S&P 500 Eyes Record Close While a War Shuts Down the World's Oil Tap — Markets Are Gaslighting Us
AI chips are ripping, the Strait of Hormuz is basically a parking lot, and somehow the bulls are winning — for now

Ticker Ratings
Let's set the scene: the Strait of Hormuz — which moves 80% of Asia's oil and 90% of its LNG — is essentially closed. Brent crude is above $105/barrel. Thirty-four ships have already turned around. And yet, the S&P 500 is on track for its longest weekly winning streak since 2024, Nasdaq hit a record high, and $NVDA just crossed a $5 trillion valuation. S&P's own Daniel Yergin called this the biggest energy disruption we have ever seen, and markets are pricing it like a minor inconvenience. Bloomberg's energy coverage is screaming; the trading floor is chilling.

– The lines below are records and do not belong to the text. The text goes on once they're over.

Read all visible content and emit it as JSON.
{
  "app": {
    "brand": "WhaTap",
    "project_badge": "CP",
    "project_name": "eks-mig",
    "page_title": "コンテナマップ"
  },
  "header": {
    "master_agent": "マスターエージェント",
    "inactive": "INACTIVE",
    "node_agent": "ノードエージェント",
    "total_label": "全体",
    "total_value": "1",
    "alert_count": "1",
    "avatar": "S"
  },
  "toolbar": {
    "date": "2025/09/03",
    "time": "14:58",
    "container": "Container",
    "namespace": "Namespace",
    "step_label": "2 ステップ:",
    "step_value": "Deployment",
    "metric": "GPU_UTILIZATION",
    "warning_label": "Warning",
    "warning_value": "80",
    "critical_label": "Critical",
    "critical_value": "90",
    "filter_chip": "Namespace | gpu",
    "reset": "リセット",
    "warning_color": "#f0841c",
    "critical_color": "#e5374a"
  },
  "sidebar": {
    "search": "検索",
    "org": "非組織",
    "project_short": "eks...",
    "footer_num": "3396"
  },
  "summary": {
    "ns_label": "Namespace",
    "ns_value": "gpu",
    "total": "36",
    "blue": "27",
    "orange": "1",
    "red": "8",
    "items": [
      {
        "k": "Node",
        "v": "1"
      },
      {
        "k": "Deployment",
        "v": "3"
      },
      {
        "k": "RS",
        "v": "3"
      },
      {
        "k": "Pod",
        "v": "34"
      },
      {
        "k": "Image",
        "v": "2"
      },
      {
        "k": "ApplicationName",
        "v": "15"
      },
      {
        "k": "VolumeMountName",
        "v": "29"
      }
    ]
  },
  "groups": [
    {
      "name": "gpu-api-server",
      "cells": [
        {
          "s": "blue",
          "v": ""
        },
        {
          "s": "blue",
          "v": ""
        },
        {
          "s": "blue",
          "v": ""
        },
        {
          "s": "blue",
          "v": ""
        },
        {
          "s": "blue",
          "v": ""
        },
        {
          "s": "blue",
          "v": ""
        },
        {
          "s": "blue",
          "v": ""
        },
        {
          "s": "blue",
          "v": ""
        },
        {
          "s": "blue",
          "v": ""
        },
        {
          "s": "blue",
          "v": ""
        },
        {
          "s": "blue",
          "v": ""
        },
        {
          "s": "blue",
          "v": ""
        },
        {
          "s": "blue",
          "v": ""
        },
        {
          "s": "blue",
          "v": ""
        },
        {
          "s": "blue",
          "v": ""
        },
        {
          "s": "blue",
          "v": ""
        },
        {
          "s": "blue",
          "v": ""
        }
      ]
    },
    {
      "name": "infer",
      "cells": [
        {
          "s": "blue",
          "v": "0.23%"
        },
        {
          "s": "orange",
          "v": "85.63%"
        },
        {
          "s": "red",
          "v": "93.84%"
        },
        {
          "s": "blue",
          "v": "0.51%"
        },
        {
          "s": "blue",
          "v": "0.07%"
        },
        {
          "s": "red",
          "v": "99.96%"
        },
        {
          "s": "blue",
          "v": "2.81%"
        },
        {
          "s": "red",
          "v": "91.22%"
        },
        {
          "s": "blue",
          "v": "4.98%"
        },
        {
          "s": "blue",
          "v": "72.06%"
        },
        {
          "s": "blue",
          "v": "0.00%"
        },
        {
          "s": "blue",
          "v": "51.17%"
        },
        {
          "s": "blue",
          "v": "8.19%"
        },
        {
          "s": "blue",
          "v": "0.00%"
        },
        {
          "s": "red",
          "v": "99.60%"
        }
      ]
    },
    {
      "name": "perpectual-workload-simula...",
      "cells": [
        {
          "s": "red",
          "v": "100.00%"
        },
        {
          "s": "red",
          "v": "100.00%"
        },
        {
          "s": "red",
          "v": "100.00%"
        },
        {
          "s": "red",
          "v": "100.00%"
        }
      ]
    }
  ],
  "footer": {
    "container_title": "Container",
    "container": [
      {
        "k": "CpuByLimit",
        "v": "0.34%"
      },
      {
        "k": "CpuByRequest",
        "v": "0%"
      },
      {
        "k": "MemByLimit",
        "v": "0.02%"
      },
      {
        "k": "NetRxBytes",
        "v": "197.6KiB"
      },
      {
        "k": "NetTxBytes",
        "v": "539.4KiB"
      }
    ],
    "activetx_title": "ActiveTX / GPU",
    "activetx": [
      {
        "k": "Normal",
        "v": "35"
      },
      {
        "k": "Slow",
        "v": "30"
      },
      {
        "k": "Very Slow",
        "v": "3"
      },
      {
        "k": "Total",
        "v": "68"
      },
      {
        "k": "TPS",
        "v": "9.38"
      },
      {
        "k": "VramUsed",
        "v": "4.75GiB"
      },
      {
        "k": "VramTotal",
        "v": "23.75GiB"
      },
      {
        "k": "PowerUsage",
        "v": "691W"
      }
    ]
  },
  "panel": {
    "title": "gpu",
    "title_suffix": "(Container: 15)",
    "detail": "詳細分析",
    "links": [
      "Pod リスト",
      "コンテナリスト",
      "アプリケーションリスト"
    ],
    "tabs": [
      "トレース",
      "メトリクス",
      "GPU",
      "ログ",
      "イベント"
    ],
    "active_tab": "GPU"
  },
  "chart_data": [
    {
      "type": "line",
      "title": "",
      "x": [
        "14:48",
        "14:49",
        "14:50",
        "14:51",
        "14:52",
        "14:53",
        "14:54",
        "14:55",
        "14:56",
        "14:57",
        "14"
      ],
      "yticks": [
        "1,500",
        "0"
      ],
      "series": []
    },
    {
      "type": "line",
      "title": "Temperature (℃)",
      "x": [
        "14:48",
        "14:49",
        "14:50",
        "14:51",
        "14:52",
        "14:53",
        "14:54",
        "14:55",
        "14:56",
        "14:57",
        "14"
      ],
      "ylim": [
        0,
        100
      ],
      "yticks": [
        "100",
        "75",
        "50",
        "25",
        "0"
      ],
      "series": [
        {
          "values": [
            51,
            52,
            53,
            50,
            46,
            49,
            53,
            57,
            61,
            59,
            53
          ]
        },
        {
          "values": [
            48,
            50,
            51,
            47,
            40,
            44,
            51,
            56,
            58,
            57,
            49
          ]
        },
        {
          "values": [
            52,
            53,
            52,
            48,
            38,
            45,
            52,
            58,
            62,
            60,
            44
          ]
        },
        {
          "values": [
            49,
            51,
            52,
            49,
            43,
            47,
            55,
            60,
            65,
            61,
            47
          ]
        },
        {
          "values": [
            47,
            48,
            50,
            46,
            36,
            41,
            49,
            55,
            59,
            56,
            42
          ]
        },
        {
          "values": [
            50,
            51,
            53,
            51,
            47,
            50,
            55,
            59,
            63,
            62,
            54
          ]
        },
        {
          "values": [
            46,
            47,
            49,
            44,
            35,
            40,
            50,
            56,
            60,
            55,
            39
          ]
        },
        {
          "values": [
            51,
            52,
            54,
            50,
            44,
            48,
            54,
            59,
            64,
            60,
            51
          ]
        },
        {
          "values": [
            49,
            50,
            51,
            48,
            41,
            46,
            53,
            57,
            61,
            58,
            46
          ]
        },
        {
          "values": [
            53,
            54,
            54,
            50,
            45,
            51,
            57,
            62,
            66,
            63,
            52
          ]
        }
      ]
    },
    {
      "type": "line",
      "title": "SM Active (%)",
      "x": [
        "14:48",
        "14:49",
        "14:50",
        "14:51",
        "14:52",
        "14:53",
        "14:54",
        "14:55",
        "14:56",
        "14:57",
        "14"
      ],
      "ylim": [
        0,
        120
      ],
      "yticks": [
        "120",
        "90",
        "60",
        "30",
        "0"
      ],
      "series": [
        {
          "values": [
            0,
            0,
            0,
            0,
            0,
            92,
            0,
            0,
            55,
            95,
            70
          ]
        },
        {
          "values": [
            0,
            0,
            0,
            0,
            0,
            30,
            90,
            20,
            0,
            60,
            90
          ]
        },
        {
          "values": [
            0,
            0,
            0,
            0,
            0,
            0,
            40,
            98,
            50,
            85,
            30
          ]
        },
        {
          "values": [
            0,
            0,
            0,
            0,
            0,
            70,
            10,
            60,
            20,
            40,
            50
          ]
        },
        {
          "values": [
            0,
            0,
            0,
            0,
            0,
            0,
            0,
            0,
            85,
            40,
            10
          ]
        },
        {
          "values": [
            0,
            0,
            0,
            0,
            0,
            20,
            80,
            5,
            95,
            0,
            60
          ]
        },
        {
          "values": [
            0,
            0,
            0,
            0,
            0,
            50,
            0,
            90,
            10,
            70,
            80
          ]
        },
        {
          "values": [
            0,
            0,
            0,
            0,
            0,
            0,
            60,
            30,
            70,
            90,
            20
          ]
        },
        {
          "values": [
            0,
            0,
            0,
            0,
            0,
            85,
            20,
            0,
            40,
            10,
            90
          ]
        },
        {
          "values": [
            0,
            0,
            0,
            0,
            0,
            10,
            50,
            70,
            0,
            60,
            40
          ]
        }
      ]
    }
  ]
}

The real story driving the rally? Pure, uncut AI chip euphoria. $INTC erupted 23% in a single session — its best day since October 1987 — after crushing earnings with $0.29 EPS vs. $0.01 expected and a Q2 forecast that beat the Street by 14%. The SOX semiconductor index logged its 18th straight day of gains, the longest streak on record. The DOJ also dropped its probe into Fed Chair Powell, clearing the runway for Kevin Warsh's Senate confirmation — a dovish-leaning regime change that traders appear to be pricing in aggressively ahead of a potentially historic May Fed meeting.
The disconnect between financial markets and physical reality is the trade of the decade — the only question is who blinks first: the bulls or the billion-barrel oil shock heading straight for U.S. import prices this summer.